- L-type calcium channels: Dimemorfan phosphate antagonizes the pro-convulsant effect of L-type calcium channel activator BAY k-8644 [1]
- Inflammatory signaling pathways (NF-κB, MAPK): Dimemorfan phosphate inhibits LPS-induced activation of NF-κB and MAPK (p38, ERK1/2) in macrophages, reducing inflammatory cytokine production [2]
- Inflammatory cytokines (TNF-α, IL-1β, IL-6): Dimemorfan phosphate inhibits LPS-induced TNF-α release from RAW264.7 cells with an IC₅₀ of 2.3 μM [2]

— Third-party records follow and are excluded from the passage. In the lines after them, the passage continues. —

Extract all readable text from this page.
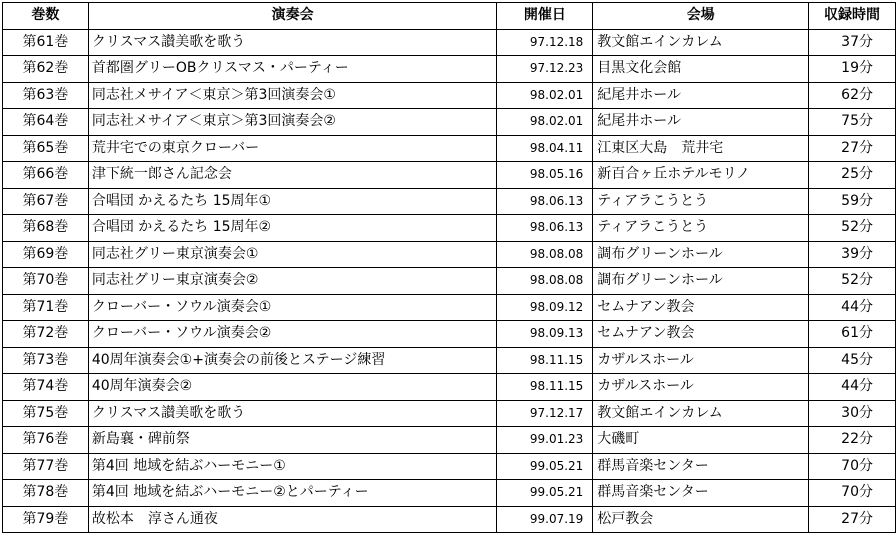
巻数	演奏会	開催日	会場	収録時間
第61巻	クリスマス讃美歌を歌う	97.12.18	教文館エインカレム	37分
第62巻	首都圏グリーOBクリスマス・パーティー	97.12.23	目黒文化会館	19分
第63巻	同志社メサイア＜東京＞第3回演奏会①	98.02.01	紀尾井ホール	62分
第64巻	同志社メサイア＜東京＞第3回演奏会②	98.02.01	紀尾井ホール	75分
第65巻	荒井宅での東京クローバー	98.04.11	江東区大島　荒井宅	27分
第66巻	津下統一郎さん記念会	98.05.16	新百合ヶ丘ホテルモリノ	25分
第67巻	合唱団 かえるたち 15周年①	98.06.13	ティアラこうとう	59分
第68巻	合唱団 かえるたち 15周年②	98.06.13	ティアラこうとう	52分
第69巻	同志社グリー東京演奏会①	98.08.08	調布グリーンホール	39分
第70巻	同志社グリー東京演奏会②	98.08.08	調布グリーンホール	52分
第71巻	クローバー・ソウル演奏会①	98.09.12	セムナアン教会	44分
第72巻	クローバー・ソウル演奏会②	98.09.13	セムナアン教会	61分
第73巻	40周年演奏会①+演奏会の前後とステージ練習	98.11.15	カザルスホール	45分
第74巻	40周年演奏会②	98.11.15	カザルスホール	44分
第75巻	クリスマス讃美歌を歌う	97.12.17	教文館エインカレム	30分
第76巻	新島襄・碑前祭	99.01.23	大磯町	22分
第77巻	第4回 地域を結ぶハーモニー①	99.05.21	群馬音楽センター	70分
第78巻	第4回 地域を結ぶハーモニー②とパーティー	99.05.21	群馬音楽センター	70分
第79巻	故松本　淳さん通夜	99.07.19	松戸教会	27分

Dimemorfan (5–20 μM) is more effective at inhibiting the formation of ROS caused by fMLP (IC50 value of 7.0 μM) than that of PMA. It does so in a concentration-dependent way. When it comes to using the xanthine/xanthine oxidase system to scavenge free radicals, dimemorfan (10–50 μM) shows no discernible activity. Dimemorfan dramatically reduced the upregulation of Mac-1 in the groups that were activated by PMA and fMLP. Dimemorfan (10–20 μM) dramatically reduced the amount of ROS and NO produced by LPS, as well as the expression of the iNOS protein, the proportion of positive staining populations in the BV2 cytoplasm, and the MCF intensity of TNF-α and MCP-1. The degradation of cytoplasmic Iκ-Bα, nuclear translocation of NF-κB p65, and transcriptional activity of NF-κB are all markedly inhibited by dimemorfan (20 μM) [2].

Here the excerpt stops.